Relics | thebereancall.org

TBC Staff

Heretics Say Unbiblical Things

According to Catholicism, there is a very important reason for keeping relics in Catholic Churches.

“The place of relics: But do we really need relics, parts of the body of a saint such as bone, a hair (called a first class relic) or cloth that has been in contact with the saint's body (a second class relic)? If we have a lively faith in the Eucharist, do we need something infinitely inferior to the Body and Blood of the Lord? The origin of relics was largely associated with the Eucharist, which was celebrated at the burial place of holy people. In time the custom grew in the Church that Mass should be celebrated on the relics of the saints in the altar stone or wrapped in the corporal.
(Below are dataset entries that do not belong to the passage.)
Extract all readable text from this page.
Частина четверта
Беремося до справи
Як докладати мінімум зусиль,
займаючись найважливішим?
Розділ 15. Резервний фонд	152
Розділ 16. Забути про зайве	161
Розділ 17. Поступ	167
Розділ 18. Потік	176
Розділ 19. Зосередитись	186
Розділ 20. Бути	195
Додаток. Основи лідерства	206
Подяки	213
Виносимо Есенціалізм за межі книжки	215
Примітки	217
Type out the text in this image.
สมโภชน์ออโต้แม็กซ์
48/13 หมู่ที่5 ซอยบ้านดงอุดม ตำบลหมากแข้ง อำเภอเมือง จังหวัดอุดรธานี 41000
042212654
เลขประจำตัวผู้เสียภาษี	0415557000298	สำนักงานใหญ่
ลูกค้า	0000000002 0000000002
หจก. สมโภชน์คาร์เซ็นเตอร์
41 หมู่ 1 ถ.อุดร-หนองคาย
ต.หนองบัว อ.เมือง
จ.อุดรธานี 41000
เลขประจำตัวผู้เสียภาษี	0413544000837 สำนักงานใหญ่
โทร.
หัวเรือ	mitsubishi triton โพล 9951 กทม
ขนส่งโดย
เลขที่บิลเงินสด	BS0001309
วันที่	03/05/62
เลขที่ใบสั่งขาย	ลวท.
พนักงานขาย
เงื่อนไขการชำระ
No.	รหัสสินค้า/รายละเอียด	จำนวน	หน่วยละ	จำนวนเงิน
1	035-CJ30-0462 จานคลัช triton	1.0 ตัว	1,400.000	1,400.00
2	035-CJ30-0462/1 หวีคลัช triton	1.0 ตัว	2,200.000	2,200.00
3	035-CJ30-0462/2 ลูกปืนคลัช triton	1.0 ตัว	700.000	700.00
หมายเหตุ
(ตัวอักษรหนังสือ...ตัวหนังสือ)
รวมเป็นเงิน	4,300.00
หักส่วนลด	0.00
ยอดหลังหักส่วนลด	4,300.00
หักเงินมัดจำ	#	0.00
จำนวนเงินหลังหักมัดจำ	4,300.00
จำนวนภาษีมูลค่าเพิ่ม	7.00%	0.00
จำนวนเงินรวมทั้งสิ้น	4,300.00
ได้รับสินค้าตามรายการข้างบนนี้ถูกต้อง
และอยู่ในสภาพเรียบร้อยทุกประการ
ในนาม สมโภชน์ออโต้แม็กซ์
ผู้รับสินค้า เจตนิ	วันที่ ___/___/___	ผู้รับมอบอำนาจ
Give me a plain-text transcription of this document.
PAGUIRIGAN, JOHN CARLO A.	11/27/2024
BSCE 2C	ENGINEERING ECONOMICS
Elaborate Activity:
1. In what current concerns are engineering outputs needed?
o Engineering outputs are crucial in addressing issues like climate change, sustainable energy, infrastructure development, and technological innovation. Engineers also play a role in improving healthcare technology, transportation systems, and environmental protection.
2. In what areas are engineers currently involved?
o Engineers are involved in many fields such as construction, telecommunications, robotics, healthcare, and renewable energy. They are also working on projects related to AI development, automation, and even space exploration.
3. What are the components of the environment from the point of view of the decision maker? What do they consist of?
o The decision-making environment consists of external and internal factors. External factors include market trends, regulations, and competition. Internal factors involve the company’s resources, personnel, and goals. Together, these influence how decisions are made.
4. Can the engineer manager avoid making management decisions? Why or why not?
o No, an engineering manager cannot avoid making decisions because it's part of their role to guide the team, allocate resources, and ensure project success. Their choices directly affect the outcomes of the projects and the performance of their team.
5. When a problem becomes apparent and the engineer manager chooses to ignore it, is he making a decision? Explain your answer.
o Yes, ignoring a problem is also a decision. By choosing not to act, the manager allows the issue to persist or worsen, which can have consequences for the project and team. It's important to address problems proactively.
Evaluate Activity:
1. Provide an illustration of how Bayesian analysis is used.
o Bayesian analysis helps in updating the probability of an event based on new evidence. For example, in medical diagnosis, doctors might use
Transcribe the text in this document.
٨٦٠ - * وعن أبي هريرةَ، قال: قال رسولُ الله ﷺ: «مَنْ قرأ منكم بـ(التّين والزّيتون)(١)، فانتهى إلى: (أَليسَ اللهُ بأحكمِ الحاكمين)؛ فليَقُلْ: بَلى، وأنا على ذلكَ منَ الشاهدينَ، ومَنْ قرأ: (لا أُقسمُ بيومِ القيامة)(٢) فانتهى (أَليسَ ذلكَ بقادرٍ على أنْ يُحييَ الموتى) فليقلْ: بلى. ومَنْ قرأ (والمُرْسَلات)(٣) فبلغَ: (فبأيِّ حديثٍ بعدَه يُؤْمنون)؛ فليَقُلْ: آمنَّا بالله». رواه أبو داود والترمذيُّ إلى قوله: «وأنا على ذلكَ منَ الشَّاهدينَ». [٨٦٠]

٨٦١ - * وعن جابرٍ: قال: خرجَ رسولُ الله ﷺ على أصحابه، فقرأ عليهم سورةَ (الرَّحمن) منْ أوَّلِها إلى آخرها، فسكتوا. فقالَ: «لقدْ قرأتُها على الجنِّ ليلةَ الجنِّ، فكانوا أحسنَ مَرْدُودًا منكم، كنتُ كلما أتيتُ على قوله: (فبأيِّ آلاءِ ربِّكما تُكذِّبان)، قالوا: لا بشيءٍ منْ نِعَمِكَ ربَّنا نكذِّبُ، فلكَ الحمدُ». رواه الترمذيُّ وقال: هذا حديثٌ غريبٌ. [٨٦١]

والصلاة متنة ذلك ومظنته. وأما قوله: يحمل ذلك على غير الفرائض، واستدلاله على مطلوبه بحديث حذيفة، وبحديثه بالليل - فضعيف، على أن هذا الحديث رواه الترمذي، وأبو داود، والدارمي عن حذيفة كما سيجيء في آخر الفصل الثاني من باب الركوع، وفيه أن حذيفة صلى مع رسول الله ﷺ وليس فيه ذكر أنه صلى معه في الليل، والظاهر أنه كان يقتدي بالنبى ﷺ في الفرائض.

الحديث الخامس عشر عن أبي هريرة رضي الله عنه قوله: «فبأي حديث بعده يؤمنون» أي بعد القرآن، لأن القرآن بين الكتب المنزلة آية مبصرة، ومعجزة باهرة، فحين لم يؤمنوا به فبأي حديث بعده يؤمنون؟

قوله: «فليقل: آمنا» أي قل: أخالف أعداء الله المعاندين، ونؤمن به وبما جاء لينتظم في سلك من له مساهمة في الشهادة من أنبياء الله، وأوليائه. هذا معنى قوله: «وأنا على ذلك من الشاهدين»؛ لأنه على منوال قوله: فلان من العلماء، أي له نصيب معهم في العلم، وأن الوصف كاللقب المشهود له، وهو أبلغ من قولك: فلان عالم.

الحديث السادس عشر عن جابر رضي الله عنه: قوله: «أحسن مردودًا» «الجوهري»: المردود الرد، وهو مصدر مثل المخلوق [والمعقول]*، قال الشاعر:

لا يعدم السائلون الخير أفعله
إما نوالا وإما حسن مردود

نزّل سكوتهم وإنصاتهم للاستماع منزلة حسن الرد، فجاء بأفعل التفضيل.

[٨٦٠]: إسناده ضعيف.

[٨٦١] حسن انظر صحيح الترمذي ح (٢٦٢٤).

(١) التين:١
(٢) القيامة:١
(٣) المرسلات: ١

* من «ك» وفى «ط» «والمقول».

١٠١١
Indeed, since Nicea II churches are not to be consecrated without relics, a point made again in Church law as recently as 1977 in the revised Rite of Dedication of a Church.

The Church is therefore comfortable with relics and the Eucharist being somehow coupled together. Indeed Mass begins with the priest kissing the altar, that is the relics contained in it” (O’Donnell, “Therese 2002,” www.carmelite.com, 2001).

While the presence of relics (i.e., remnants of a saint’s body) is necessary to “consecrate a church,” this Catholic teaching clearly did not arise from Scripture. The Jews were expressly told that touching the dead brought defilement. The Lord Jesus rebuked the Pharisees and compared them to “whited sepulchers . . . full of dead men’s bones” which defile men which come into contact with them (Matthew:23:27; Luke:11:44).